[Peace-discuss] Civil War

Bill Strutz billstrutz at yahoo.com
Sat Mar 17 05:52:58 CDT 2007


----- Original Message ----
From: John W. <jbw292002 at gmail.com>
To: Bill Strutz <billstrutz at yahoo.com>; peace-discuss at lists.chambana.net
Sent: Saturday, March 17, 2007 3:56:10 AM
Subject: Re: [Peace-discuss] Civil War 

At 03:02 PM 3/15/2007, Bill Strutz wrote:

>         The two sides of a war may have quite different reasons for 
> having a war.  For instance, to the US, Iraq may have been about oil (and 
> probably was).  To the Iraqis, it wasn't about oil.  It wasn't, "Let's 
> defend our oil."  It was about the fact that they had been invaded.
>         Perhaps neither side would have fought the Civil War, except that 
> they all expected to win in six months or less.  To some extent, the war 
> was fought because they didn't think it was going to be that big a deal.
>
>         The Southern elite seceded because they thought that the 
> Abolitionists were eventually going to prevail in Congress.  The South 
> was either mistaken, or premature. It was not entirely a decision to 
> fight; some of them expected that they could secede without a war.
>        The North did not care enough about slavery to fight (at least, 
> not in 1861), but when confronted with the fact that states had seceded, 
> they were willing to call up some 90-day volunteers to bring those states 
> back in.  Then things got out of hand.
>
>         Wars don't always happen for dramatic, momentous, and meaningful 
> reasons.  Sometimes people just screw up.
>         Maybe we didn't have a reason to invade Iraq at all.  Maybe it 
> was expected to be so easy that the question wasn't "Why?" but "Why not?"
>
>         However, we are shooting ourselves in the foot if we argue about 
> stuff that happened seven score and six years ago.  Do we really care 
> what the Civil War was about?  Or is it that one person has to prove 
> himself right, and another person has to prove him wrong?  Let's stay in 
> the present.


"He who fails to learn from the past is condemned to repeat it."  You may 
quote me.  :-P
----------------------------

Since you address me by name --

Welcome to the listserv, Mr. Santayana, under whatever pseudonym you are traveling.

We've all read pretty much the same books.  As for me, I read a huge amount of history, parsing the footnotes, delving into the bibliography.  Only yesterday the new Gandhi biography hit my desk.  I care so much for that history that I bought copies to give to friends.

Of course we should study history, and discuss it.  To say that I said otherwise is to set up a straw man.  It is a cheap rhetorical device.

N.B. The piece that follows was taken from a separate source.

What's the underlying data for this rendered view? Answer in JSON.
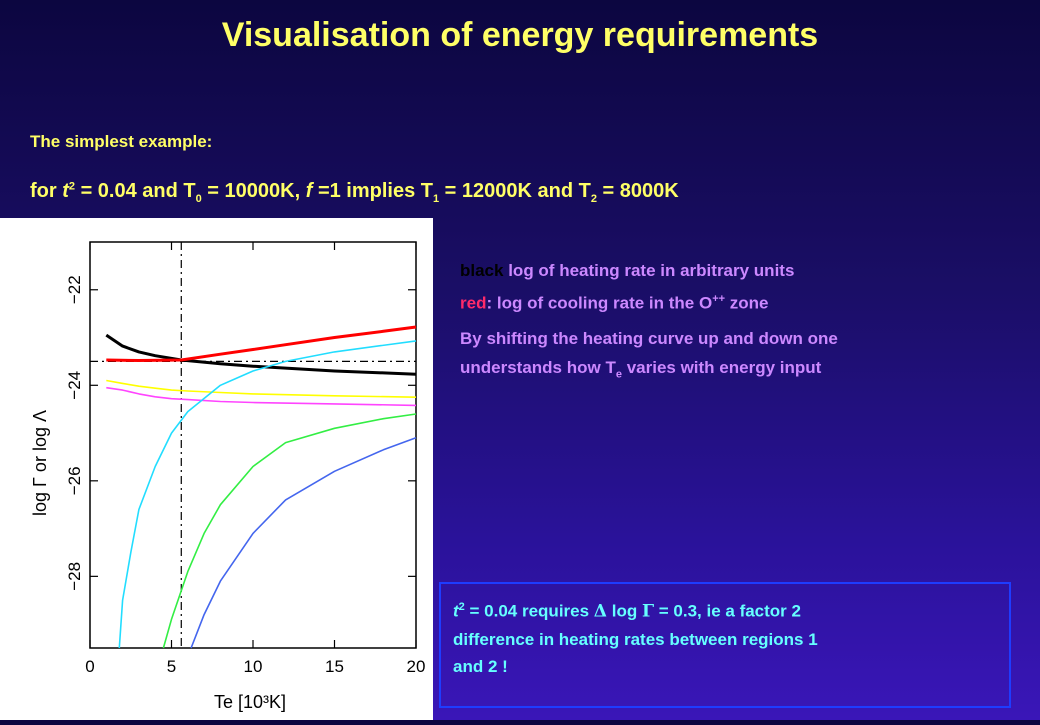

What I clearly said is that we should not ARGUE about stuff that happened so long ago.  There are issues in the here-and-now that we have been totally ignoring in here for several days because people in here fall into the old pattern of "...one person has to prove himself right, and another has to prove him wrong."  

It seems easier to re-fight the Civil War -- or each other! -- than to address peace in our own time.